Honor Your Loved One’s Memory. Some people have maintained that coming up with ways to do this can bring a positive focus to our grief. There are many ways to remember the person who died: share your favorite stories about him; light a candle in remembrance; make a donation in her name. You might also consider making a list of positive qualities that your loved one brought into the world. Another idea is to spend time working on a goal or value that was important to the deceased. If your father was very involved in conservation efforts, for example, you might volunteer your time to a group working towards conservation, or consider making a donation to this cause.
Find People Who Will Provide Support. When people are already experiencing the great stress of grief, the additional strains of the holiday season can create distress that is almost unbearable. Thus it is important to identify those relatives and friends whom you feel are good listeners, and share your feelings with them. It may also help to recruit support for specific tasks that are particularly difficult. For example, a bereaved father found it heart-wrenching to go Christmas shopping alone because it upset him to encounter presents his daughter would have enjoyed. He asked a neighbor to accompany him to the mall so that he could purchase presents for his surviving children. “John helped me to focus so that I could get the job done,” he said.

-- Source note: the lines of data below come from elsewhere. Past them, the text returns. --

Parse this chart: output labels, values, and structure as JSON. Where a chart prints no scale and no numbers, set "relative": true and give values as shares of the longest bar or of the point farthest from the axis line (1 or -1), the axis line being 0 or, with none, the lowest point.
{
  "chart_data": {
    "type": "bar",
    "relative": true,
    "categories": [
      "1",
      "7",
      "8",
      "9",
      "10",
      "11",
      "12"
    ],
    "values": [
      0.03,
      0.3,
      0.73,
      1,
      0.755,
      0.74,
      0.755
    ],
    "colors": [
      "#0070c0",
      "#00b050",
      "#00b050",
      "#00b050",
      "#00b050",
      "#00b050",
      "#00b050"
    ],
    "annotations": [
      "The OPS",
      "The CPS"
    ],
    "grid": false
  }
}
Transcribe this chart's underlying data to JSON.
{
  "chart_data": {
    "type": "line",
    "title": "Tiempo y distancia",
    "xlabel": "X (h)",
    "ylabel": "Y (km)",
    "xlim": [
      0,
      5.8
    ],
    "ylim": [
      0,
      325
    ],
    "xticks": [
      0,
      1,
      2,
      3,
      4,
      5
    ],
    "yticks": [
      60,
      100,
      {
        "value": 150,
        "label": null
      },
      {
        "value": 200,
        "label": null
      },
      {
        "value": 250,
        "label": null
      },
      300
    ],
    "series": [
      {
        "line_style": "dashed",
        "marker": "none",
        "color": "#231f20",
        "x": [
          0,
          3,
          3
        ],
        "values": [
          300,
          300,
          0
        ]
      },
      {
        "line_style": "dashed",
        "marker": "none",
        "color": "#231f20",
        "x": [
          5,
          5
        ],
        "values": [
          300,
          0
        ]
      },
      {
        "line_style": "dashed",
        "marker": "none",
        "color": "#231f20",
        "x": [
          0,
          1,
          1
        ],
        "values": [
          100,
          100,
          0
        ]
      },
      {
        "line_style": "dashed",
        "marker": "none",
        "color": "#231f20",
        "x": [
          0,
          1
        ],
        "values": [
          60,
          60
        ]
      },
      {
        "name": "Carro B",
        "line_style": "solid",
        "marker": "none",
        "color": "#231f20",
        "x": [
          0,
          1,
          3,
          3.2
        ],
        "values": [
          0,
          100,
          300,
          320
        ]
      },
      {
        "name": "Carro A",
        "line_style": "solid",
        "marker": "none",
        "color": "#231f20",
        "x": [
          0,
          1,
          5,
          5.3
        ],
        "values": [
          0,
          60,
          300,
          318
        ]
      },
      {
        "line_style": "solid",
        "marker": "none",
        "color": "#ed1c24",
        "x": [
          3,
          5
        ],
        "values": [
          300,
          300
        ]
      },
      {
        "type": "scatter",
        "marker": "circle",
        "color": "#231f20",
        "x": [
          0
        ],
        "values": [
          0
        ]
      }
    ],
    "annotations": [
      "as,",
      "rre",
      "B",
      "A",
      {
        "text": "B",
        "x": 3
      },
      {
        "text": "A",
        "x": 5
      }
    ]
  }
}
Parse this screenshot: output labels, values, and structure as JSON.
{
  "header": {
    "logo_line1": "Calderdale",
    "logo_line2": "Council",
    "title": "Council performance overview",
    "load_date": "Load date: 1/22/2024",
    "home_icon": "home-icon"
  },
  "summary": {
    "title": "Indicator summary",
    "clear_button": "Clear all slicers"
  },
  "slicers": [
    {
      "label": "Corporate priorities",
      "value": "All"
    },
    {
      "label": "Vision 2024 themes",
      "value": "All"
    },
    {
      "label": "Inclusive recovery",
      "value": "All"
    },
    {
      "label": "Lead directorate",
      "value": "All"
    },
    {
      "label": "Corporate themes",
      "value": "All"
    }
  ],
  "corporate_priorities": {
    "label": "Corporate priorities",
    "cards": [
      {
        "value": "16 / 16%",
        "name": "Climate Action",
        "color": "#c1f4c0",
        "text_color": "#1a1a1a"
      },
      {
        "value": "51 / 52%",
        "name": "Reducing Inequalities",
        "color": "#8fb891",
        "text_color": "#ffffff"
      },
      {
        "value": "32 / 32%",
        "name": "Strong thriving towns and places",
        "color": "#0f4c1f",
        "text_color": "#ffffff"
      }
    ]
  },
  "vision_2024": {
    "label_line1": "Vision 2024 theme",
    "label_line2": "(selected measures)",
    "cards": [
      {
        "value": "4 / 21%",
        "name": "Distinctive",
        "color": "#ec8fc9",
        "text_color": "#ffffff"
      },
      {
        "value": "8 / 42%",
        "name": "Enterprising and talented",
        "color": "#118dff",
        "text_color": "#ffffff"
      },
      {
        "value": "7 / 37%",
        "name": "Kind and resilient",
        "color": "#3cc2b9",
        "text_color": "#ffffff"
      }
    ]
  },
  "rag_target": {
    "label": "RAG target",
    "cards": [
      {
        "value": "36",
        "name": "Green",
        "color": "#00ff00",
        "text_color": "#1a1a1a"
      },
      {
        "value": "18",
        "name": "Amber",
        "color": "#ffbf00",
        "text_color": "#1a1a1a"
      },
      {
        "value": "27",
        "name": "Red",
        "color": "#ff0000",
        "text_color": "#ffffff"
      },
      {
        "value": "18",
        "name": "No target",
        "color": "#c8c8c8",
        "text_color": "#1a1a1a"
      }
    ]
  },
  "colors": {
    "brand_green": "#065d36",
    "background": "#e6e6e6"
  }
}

Consider Attending a Support Group. At this time of year, it can be particularly useful to interact with people who have experienced a loss that is similar to yours. Such individuals are likely to understand exactly what you are going through. In many cases, members will also be able to share strategies for dealing with the challenges of the holidays. As Rosof (1994) has indicated, those who have experienced a similar loss can also help us to understand that our feelings and fears are normal under the circumstances.
Because of the difficulties inherent at this time of year, it is easy for mourners to feel that they are making little headway in dealing with their loss. Noel and Blair (2000) have suggested that mourners may be moving forward even when they are unaware of it. According to these authors, “Wherever you are in the grief process… We know it’s hard—and we also know it gets less hard. The next time a special occasion, anniversary or holiday comes around you will feel a little more in control, a little less pained, the situation will be a little less difficult and you will begin to celebrate life again—one day" (p. 102).
Noel, B., & Blair, P. D. (2000) I wasn’t ready to say goodbye. Vancouver, Washington: Champion Press.
Rosof, B. D., (1994) The worst loss. New York: Henry Holt and Company.